Hacker News new | ask | show | jobs
by airgapstopgap 1060 days ago
Diffusion is more parameter-efficient and you quickly saturate the target fidelity, especially with some refiner cascade. It's a solved problem. You do not need more than maybe 4B total. Images are far more redundant than text.

In fact, most interesting papers since Imagen show that you get more mileage out of scaling the text encoder part, which is, of course, a Transformer. This is what drives accuracy, text rendering, compositionality, parsing edge cases. In SD 1.5 the text encoder part (CLIP ViT-L/14) takes a measly 123M parameters.[1] In Imagen, it was T5-XXL with 4.6B [2]. I am interested in someone trying to use a really strong encoder baseline – maybe from a UL2-20B – to push this tactic further.

Seeing as you can throw out diffusion altogether and synthesize images with transformers [3], there is no reason to prioritize the diffusion part as such.

1. https://forums.fast.ai/t/stable-diffusion-parameter-budget-a...

2. https://arxiv.org/abs/2205.11487

3. https://arxiv.org/abs/2301.00704

2 comments

> Seeing as you can throw out diffusion altogether and synthesize images with transformers [3]

That’s actually how this whole party got started. DALL-E (the first one) was a transformer model trained on image tokens from an early VAE (and text tokens ofc). Researchers from CompVis developed VQGAN in response. OpenAI showed improved fidelity with guided diffusion over ImageNet (classes) and subsequently DALLE2 using pixel space diffusion and cascading up sampling. CompVis responded with Latent Diffusion which used diffusion in the latent space of some new VQGANs.

The paper you mention is interesting! They go back to the DALL-E 1 method but train two VQGAN’s for upsampling and increase the parameter count. This is faster, but only faster than originally reported benchmarks using inferior sampling methods for their diffusion. I would be curious if they can beat some of the more recent ones which require as few as 10-20 steps.
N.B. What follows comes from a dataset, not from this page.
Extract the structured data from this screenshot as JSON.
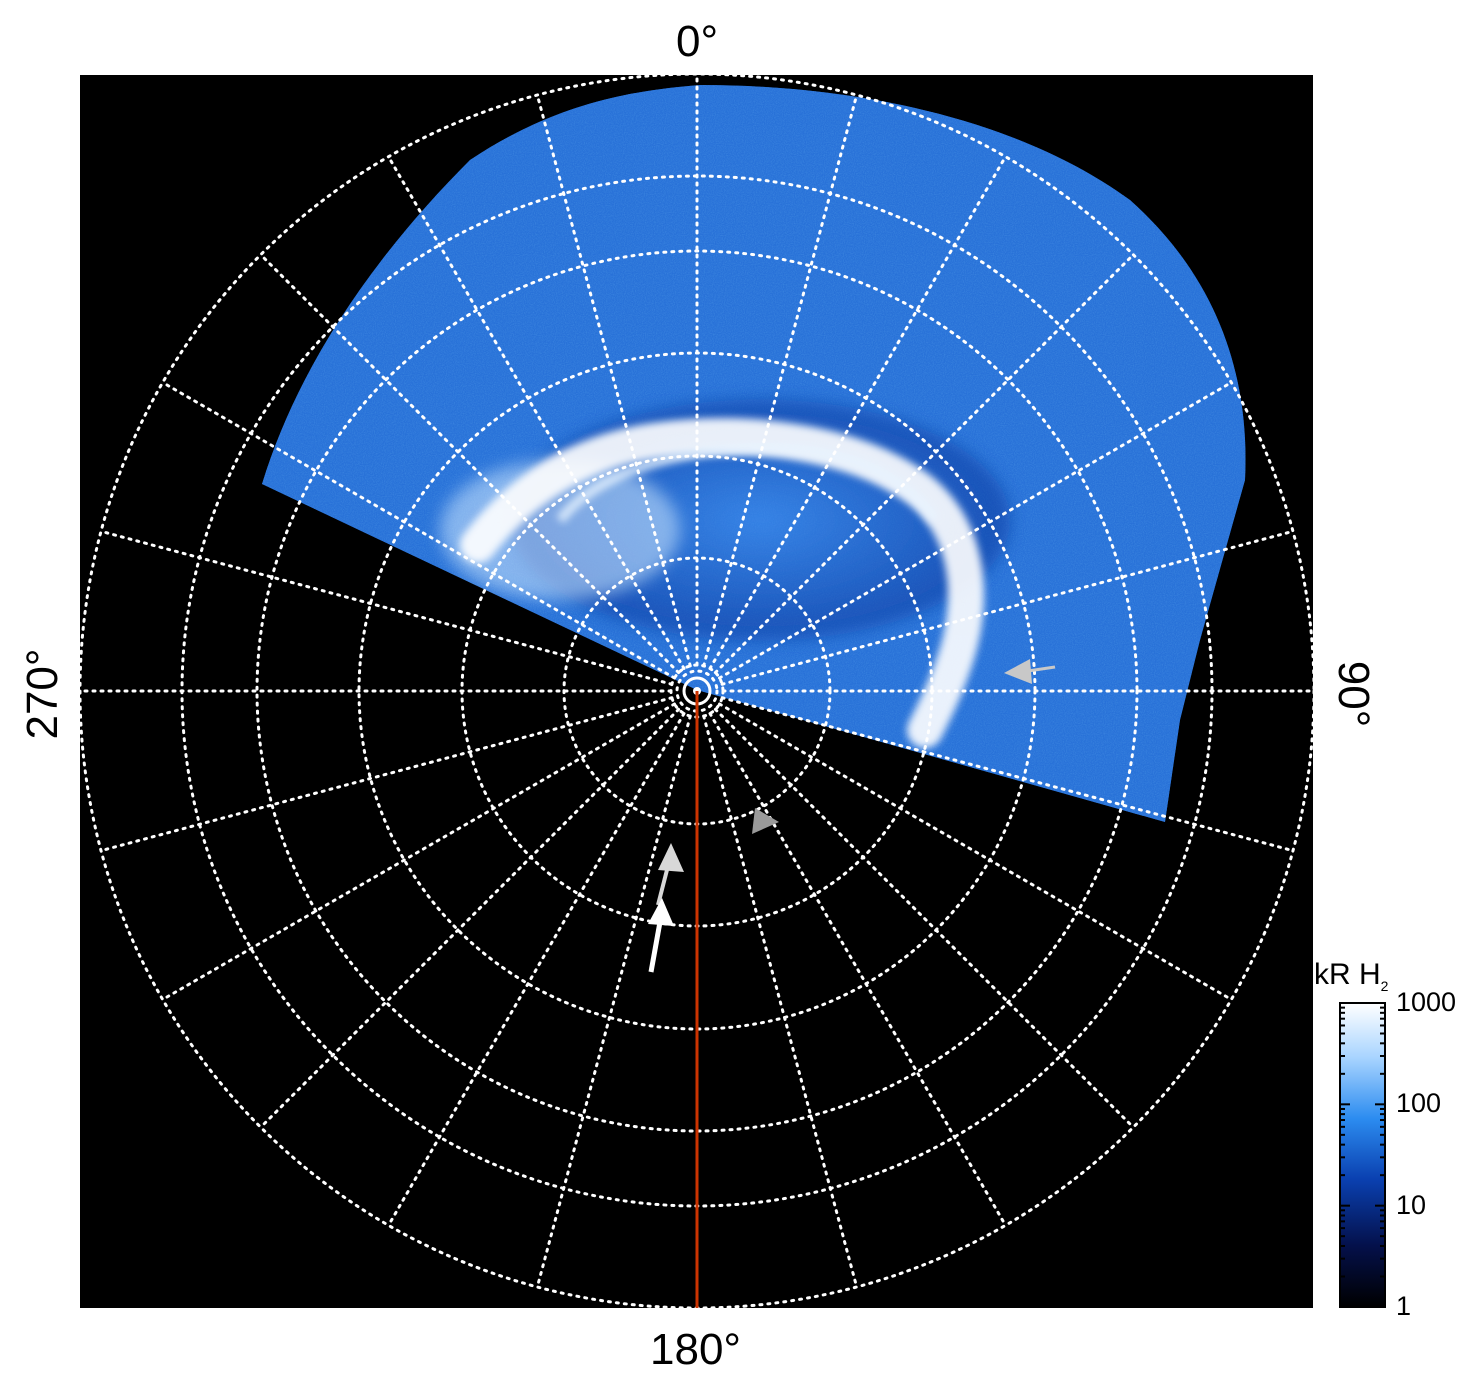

They also improve on FID/CLIP scores likely by using more parameters. This might be a memory/time trade off though. I would be curious how much more VRAM their model requires compared to SD, MJ, Kandinsky.

The same goes for using T5-XXL. You’ll win FID score contests but no one will be able to run it without an A100 or TPU pod.

> The same goes for using T5-XXL

Is this still true in 2023? Sure, back in the dark ages it seemed like a 860M model is just about the limit for a regular consumer, but I don't see why we wouldn't be able to use quantized encoders; and even 30B LLMs run okay on Macbooks now.

That’s a fair point and I’m not sure actually. I bet you’re right though.
> Images are far more redundant than text.

"A picture is worth a thousand words" - I wonder how (in)accurate this popular saying turned out to be? :D

I'm gonna go ahead and say in 2023, one detailed picture (512x512) is worth about 30 words.
I guess that depends on the prompt.
Do negative prompt tokens count as words?